Back to the rabbi this morning at NorthHaven. She talked about the Day of Atonement this morning. The Jews have recently celebrated Rosh Hashanah, the Jewish new year, and the holiest day of the Jewish new year follows this day called Yom Kippur—the day of atonement. It was wild hearing her address this right after having this twitter engagement before her sermon. She talked about repentance and how differently Jews and Christians view it. She was not elevating one over the other, just revealing a difference. This is important work because difference sharpens us—not destroys us. I think Christians have had such a weak view of repentance because of penal substitutionary atonement and that is why Trump got away with saying he has never asked for forgiveness. This rabbi presented a view of repentance from the Jewish perspective that was so powerful and she highlighted how that work led to David realizing how he had caused harm to Uriah (David’s best friend), Bathsheba (a woman with less power and a woman is never safe—but she was also Uriah’s wife), his country, and to God. God cannot forgive you if you have not done the work to show you have done the work to be forgiven and trusted again. David actually did. Trump did not. There is more to say about David, but this is really important to notice when Trump gets compared to David.

I think about how much the rabbi was talking about the Jewish tradition as a returning. Returning to order and to God’s desire for the world. The work of justice is working on ourselves to see the harm we have done to others and working to make it right. This spoke to me deeply as I feel I am on a journey of returning. Returning to me.

In seminary, I discovered I had a lot of unhealed trauma and did a lot of work to heal it. It was so exhausting and I was trying to do so much work—and be a part of my family (who really got the short end of the stick) all at the same time. It was both beautiful and tragic at the same time. Two things can be true at once. I learned how to face old wounds and comfort the child within me who had been so hurt by them. That part is beautiful.
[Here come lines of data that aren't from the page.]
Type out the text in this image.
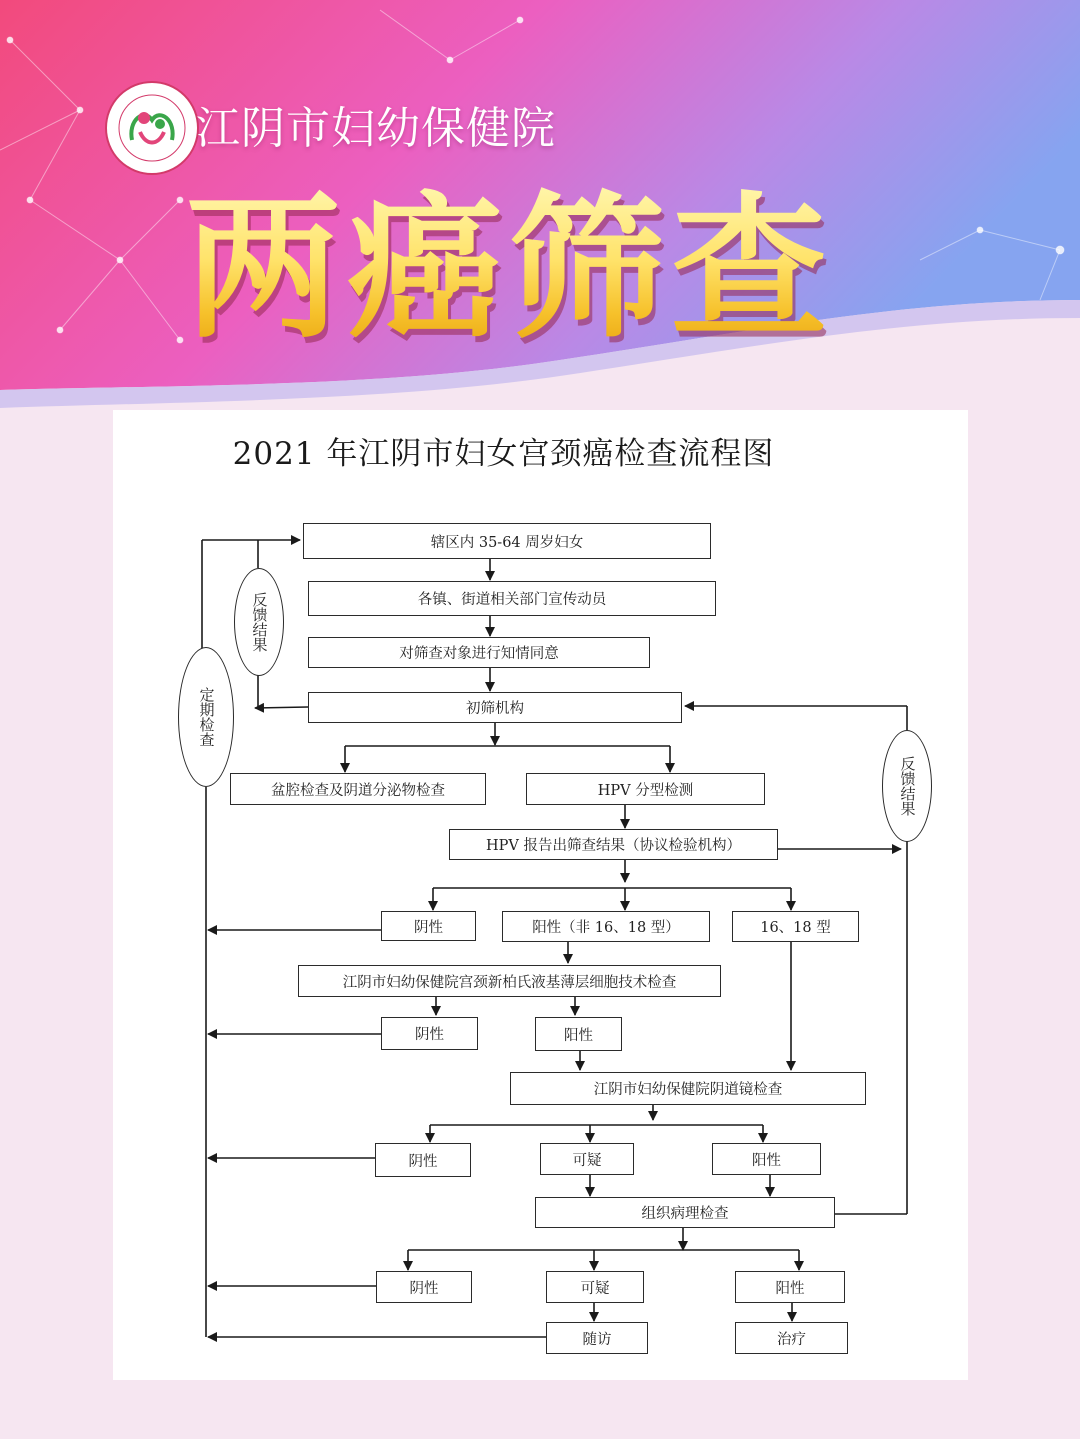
江阴市妇幼保健院
两癌筛查
2021 年江阴市妇女宫颈癌检查流程图
辖区内 35-64 周岁妇女
各镇、街道相关部门宣传动员
对筛查对象进行知情同意
初筛机构
盆腔检查及阴道分泌物检查	HPV 分型检测
HPV 报告出筛查结果（协议检验机构）
阴性	阳性（非 16、18 型）	16、18 型
江阴市妇幼保健院宫颈新柏氏液基薄层细胞技术检查
阴性	阳性
江阴市妇幼保健院阴道镜检查
阴性	可疑	阳性
组织病理检查
阴性	可疑	阳性
随访	治疗
反馈结果
定期检查
反馈结果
While I healed in so many ways, I never really grounded in what I want to do now that I am learning to just be me. I have not had time to rest and figure that out. I cannot return to how things were. Plus, I am seeing my family now a lot, and it is the best thing I have done in a long while. We are even back in Norman and seeing family beyond my immediate family. We as a family unit were taking on so much we lost ourselves. And when you lose yourself, a storm is ready for you. And boy did that storm come.

As I am a few months past the worst of the storm, I can say that storm has helped me realize how tired we were. How unsupported we were and in need of help. Help is here now.

I am also learning to break old patterns so I stop living my life in repeat. The cycle has to break. Now my journey back through my past is not revisiting the pain. I am revisiting the joy I have lived. I hear God saying that I am not in timeout because I am in trouble, but because God has heard my cry. I wanted to know if I am loved. God is showing me that I am. Very much so.

That is how we break old habits. We fill up on our belovedness (who we are) and it has to come from the source. For me, that is God.